Self-Refinement of Auxiliary-Field Quantum Monte Carlo via Non-Orthogonal Configuration Interaction

TL;DR

This paper introduces an efficient determinant selection algorithm for auxiliary-field quantum Monte Carlo that significantly reduces errors and biases, enhancing accuracy for complex molecular systems.

Contribution

We develop a novel determinant selection method that refines trial wave functions in AFQMC, substantially improving accuracy and reducing computational bias.

Findings

Error reduced by up to a factor of 10 for second row elements.

Average error improved to within chemical accuracy for the HEAT set.
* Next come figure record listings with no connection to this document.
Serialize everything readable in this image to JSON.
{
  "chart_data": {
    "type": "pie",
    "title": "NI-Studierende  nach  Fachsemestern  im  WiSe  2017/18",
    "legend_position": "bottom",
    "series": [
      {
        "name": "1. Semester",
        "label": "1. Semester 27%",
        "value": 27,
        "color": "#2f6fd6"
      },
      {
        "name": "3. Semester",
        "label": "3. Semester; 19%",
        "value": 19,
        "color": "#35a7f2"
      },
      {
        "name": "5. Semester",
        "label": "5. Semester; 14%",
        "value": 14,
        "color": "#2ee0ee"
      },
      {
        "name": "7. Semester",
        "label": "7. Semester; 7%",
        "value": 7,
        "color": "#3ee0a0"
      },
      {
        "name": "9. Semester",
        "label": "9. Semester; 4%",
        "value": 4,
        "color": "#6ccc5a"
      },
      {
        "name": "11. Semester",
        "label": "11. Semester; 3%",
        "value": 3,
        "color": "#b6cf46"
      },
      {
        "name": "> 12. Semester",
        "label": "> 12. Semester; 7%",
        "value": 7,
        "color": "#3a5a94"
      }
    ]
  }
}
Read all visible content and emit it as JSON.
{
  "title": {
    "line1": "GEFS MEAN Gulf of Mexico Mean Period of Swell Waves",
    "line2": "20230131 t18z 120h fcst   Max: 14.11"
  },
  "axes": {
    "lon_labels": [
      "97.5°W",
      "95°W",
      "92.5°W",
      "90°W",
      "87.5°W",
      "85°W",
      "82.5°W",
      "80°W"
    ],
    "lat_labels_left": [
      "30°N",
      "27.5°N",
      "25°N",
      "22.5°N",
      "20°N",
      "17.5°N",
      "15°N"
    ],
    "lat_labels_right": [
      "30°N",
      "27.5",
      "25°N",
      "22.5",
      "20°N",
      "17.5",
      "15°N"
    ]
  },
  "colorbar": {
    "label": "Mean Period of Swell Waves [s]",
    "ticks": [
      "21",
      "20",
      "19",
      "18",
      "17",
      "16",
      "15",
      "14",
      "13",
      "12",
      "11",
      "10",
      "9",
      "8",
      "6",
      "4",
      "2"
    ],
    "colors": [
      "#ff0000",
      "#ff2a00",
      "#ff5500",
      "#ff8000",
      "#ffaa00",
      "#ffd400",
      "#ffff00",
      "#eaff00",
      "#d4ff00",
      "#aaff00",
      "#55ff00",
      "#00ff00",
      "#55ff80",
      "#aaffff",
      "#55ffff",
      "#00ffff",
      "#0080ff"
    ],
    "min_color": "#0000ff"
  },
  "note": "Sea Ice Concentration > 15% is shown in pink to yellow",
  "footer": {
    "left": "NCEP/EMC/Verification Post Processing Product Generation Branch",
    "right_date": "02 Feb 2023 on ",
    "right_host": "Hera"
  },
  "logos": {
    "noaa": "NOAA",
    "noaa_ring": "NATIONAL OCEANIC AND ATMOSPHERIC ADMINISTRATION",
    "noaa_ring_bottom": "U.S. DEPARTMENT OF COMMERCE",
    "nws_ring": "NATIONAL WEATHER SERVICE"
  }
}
Error decreased by 80% for benzene with 214 determinants.

Abstract

For optimal accuracy, auxiliary-field quantum Monte Carlo (AFQMC) requires trial states consisting of multiple Slater determinants. We develop an efficient algorithm to select the determinants from an AFQMC random walk eliminating the need for other methods. When determinants contribute significantly to the non-orthogonal configuration interaction energy, we include them in the trial state. These refined trial wave functions significantly reduce the phaseless bias and sampling variance of the local energy estimator. With 100 to 200 determinants, we lower the error of AFQMC by up to a factor of 10 for second row elements that are not accurately described with a Hartree-Fock trial wave function. For the HEAT set, we improve the average error to within the chemical accuracy. For benzene, the largest studied system, we reduce AFQMC error by 80% with 214 Slater determinants and find a 10-fold increase of the time to solution. We show that the remaining error of the method prevails in systems with static correlation or strong spin contamination.